Slimane Ait Sidhoum, un amoureux du Cinemed (qui le lui rend bien !)

Ecrivain journaliste notamment au quotidien El Watan, Slimane Ait Sidhoum est l’un des grands fidèles du festival du cinéma méditerranéen. Il couvre ce rendez-vous depuis 12 ans déjà. Fan du 7e art, il nous livre son regard sur le Cinemed, et sur le panel de réalisateurs algériens présents cette année à Montpellier.

Comment êtes-vous devenu « addict » au Cinemed ?
Dès mon arrivée à Montpellier en 2005, la première chose qui a attiré mon attention est le Cinemed. Je n’en avais jamais entendu parler auparavant. Et comme j’étais déjà dans la presse à cette époque, j’ai eu mon accréditation. Une belle histoire d’amour est née entre moi et ce festival à ce moment-là.

Vous aimez ce festival. Mais est-ce qu’il vous le rend bien ?
J’y assiste chaque année. Je regarde le plus grand nombre de films possible. C’est extra-ordinaire. Ce festival permet la diffusion de beaucoup de films qu’on ne peut voir ailleurs faute de distribution. A l’occasion de ce festival, on assiste à un réel engouement pour les films méditerranéens. La plupart des séances sont pleines. En plus, chaque année, il y a des surprises surtout concernant le cinéma algérien. Le festival en présente plusieurs films. Pour certains, la qualité n’y est pas vraiment mais, sur le plan thématique, ce sont des oeuvres qui suscitent le débat. Alors, Oui, il me le rend bien (rire). Par exemple, pour cette année, il m’a été permis de rencontrer le réalisateur marocain Faouzi Bensaidi dont je suis fan. J’ai déjà vu tous ces films que je trouve magnifiques. Cette année, le Cinemed m’a enrichi de sa rencontre.

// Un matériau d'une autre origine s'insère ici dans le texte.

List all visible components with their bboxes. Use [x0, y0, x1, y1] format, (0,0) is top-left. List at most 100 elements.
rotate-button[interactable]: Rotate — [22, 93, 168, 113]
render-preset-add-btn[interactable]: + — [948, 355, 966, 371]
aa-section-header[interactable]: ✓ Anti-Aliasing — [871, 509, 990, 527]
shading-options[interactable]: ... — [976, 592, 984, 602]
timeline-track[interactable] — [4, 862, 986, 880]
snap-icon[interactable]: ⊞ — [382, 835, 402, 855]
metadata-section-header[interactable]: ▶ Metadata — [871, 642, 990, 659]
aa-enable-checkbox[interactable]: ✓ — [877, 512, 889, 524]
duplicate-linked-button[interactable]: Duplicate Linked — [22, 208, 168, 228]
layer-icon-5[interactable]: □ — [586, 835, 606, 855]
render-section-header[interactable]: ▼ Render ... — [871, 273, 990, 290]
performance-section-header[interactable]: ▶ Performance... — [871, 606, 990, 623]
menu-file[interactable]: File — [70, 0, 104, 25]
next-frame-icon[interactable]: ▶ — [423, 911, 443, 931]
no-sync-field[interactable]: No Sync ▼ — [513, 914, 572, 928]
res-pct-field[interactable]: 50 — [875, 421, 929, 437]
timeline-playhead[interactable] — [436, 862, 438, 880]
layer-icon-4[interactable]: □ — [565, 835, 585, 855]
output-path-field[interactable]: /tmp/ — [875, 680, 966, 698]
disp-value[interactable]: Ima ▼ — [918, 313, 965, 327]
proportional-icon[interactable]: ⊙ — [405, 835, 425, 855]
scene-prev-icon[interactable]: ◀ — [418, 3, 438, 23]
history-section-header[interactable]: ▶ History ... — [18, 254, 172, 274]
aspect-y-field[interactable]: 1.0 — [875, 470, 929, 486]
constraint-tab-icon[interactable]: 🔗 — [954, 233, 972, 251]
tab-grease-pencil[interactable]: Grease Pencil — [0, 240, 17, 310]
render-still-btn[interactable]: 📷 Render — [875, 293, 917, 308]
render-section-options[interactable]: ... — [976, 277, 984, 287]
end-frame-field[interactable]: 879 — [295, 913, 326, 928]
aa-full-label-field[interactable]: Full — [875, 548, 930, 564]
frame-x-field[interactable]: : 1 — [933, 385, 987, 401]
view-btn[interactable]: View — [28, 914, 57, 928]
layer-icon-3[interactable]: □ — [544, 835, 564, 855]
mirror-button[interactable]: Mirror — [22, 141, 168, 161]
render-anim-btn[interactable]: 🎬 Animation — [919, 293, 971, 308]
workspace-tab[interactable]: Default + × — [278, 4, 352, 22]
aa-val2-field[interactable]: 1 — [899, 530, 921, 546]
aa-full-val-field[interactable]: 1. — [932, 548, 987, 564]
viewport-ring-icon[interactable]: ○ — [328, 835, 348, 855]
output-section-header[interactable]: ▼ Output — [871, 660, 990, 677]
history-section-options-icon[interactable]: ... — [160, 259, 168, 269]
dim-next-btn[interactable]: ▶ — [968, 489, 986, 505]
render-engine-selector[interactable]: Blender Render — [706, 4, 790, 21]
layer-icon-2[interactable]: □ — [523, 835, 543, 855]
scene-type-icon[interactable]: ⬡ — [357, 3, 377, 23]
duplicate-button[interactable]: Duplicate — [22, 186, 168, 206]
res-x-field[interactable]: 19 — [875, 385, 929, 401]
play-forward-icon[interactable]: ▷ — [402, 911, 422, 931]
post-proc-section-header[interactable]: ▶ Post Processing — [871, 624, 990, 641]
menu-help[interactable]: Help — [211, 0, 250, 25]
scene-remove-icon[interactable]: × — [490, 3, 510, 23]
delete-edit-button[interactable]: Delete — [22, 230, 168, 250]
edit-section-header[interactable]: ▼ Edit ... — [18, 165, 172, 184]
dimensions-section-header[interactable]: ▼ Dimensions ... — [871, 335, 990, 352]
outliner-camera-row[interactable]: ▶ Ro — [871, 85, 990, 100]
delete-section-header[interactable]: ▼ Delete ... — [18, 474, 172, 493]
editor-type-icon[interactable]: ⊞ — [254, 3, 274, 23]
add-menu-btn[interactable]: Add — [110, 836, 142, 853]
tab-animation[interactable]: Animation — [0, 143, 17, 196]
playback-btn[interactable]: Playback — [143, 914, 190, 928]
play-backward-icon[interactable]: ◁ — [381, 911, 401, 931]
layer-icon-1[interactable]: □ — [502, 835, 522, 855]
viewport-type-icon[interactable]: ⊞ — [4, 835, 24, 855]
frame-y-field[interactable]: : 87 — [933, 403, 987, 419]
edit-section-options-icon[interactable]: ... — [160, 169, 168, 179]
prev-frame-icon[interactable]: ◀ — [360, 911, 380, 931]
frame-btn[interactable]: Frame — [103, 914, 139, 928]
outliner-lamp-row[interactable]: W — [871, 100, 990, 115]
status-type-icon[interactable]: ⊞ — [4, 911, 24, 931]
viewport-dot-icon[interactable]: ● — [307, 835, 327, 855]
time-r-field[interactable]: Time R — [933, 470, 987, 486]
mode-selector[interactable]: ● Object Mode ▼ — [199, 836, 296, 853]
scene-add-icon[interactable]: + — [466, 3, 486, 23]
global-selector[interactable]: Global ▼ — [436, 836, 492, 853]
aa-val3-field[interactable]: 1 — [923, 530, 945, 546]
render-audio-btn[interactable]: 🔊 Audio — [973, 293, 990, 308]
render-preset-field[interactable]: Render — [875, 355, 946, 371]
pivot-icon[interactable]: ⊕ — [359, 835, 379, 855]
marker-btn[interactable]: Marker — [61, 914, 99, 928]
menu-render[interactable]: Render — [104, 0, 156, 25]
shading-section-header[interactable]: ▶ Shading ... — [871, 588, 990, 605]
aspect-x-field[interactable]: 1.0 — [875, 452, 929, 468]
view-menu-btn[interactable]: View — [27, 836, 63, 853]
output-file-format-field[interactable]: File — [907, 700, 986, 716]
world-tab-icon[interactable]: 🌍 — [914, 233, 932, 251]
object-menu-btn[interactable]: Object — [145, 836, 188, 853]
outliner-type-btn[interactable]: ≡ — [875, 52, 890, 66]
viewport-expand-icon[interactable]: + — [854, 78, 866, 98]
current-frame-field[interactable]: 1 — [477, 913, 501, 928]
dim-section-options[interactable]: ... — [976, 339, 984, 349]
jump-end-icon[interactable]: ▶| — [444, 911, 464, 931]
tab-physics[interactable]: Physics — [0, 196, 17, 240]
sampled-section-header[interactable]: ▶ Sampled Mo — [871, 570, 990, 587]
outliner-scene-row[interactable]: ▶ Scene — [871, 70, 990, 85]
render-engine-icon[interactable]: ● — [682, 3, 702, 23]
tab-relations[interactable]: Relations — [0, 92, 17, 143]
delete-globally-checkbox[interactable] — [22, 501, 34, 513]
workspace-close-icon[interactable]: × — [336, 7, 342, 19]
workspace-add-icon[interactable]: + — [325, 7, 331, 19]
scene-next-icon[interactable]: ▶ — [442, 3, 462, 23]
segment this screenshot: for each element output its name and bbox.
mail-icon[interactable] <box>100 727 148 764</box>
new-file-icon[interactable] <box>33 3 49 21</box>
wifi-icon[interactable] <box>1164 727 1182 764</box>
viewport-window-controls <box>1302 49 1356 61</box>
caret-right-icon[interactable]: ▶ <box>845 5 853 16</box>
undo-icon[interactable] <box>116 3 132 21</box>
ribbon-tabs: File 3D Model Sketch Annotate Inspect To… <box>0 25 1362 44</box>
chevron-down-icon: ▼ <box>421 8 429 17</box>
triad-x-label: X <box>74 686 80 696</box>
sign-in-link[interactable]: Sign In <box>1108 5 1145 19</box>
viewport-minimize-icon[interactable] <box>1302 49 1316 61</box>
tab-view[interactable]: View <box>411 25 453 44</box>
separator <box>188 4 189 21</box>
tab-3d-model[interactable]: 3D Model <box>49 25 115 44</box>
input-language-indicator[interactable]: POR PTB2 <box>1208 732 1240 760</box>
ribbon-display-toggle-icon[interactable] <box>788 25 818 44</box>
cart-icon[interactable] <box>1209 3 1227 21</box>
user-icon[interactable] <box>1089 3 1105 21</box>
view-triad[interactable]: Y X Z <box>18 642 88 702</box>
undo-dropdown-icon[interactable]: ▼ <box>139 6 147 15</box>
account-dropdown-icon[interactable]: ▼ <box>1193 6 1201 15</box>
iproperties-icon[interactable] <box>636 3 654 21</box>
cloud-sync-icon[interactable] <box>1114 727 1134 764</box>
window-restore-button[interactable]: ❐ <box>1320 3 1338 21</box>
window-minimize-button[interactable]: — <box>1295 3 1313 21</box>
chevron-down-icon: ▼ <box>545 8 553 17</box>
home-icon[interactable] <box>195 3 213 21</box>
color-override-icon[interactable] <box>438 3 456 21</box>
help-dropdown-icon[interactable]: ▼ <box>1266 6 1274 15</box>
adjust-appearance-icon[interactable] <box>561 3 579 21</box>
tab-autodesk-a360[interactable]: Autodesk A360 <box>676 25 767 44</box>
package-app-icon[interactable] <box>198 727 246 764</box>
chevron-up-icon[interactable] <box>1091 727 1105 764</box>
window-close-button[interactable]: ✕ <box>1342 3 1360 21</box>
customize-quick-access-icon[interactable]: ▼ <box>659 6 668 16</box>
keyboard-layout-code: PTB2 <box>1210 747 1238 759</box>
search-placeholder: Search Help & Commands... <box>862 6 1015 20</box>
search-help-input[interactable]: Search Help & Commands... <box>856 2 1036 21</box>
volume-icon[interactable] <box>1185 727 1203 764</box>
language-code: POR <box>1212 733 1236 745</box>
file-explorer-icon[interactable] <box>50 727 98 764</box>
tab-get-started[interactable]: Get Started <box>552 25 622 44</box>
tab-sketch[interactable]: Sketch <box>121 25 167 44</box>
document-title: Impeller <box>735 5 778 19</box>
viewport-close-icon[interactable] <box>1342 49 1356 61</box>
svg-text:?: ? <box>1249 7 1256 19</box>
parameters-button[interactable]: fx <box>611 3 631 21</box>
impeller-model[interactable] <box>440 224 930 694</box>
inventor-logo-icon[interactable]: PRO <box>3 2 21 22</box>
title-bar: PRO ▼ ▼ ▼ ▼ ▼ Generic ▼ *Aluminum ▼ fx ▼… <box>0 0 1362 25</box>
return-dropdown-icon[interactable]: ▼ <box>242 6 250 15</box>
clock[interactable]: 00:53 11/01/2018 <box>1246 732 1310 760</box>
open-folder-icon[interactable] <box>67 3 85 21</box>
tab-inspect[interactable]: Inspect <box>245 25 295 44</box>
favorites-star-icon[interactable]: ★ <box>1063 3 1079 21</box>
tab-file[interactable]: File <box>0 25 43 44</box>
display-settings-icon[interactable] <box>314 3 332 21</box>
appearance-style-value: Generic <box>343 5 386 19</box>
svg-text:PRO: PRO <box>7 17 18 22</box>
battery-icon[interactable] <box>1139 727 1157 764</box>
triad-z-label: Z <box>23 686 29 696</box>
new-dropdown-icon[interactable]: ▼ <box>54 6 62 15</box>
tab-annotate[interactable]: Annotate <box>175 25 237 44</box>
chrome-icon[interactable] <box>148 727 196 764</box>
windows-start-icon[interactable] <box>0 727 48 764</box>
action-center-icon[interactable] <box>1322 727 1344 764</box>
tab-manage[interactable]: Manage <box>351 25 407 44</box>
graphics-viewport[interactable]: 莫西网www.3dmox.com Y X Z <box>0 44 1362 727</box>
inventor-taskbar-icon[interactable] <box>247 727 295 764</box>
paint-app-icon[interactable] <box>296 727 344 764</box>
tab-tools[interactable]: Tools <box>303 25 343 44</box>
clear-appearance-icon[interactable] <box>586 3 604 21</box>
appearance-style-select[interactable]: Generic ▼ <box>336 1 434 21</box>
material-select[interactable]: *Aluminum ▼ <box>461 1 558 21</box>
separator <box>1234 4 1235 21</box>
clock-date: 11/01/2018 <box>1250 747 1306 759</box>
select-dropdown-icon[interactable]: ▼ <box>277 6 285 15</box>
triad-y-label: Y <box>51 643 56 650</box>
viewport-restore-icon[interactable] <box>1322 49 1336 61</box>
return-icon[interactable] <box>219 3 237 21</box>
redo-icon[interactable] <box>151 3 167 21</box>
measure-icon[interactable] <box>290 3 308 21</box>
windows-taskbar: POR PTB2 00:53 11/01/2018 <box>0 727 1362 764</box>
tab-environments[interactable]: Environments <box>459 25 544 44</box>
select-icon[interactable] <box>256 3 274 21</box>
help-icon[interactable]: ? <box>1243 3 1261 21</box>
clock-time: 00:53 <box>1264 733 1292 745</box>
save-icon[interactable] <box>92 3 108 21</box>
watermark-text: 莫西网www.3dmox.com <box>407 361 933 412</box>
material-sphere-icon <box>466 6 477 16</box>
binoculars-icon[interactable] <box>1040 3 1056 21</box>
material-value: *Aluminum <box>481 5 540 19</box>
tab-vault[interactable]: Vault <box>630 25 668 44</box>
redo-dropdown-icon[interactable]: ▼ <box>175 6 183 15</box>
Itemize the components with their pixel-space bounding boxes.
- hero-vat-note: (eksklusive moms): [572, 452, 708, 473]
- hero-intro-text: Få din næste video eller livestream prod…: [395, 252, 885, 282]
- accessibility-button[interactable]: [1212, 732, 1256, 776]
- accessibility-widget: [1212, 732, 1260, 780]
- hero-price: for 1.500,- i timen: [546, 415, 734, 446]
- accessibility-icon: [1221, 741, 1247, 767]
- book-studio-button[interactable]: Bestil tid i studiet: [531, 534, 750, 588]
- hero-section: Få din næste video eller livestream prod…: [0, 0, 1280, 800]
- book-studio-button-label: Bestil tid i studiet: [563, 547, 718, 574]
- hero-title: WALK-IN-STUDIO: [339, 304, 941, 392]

Slimane Ait sidhoum © Zahra Ferhati

En 12 ans, vous avez vu débarquer de jeunes cinéastes algériens. Comment évaluez-vous cette nouvelle garde ?
D’abord, il faut souligner qu’il y a une nouvelle génération qui apporte un nouveau souffle au cinéma algérien. Avec cette jeune garde, on a l’impression qu’il y a une sorte de partage des tâches ou peut-être de genres bien précis. Quand on voit le cinéma de Hassane Ferhani, il verse plutôt vers le documentaire. C’est un petit peu de l’anthropologie de l’individu algérien dans ses indignations, ses rêves, ses amours, ses réflexions…. Quant au duo Onouri – Bendimerad, on est carrément dans le fantastique et le baroque, c’est un cinéma enchanteur. Karim Moussaoui, lui, c’est l’interrogation de la mémoire des années noires qu’on a tendance à occulter. Avec Sophia Djama, c’est la jeunesse révoltée qui vit la rupture et qui est en conflit générationnel. Sans oublier les Mohamed Yargui et Nadia Talbi qui nous présentent une nouvelle bifurcation du cinema algérien : un cinema qui s’exprime en tamazight et qui puise son essence dans une âme authentique plusieurs fois millénaire.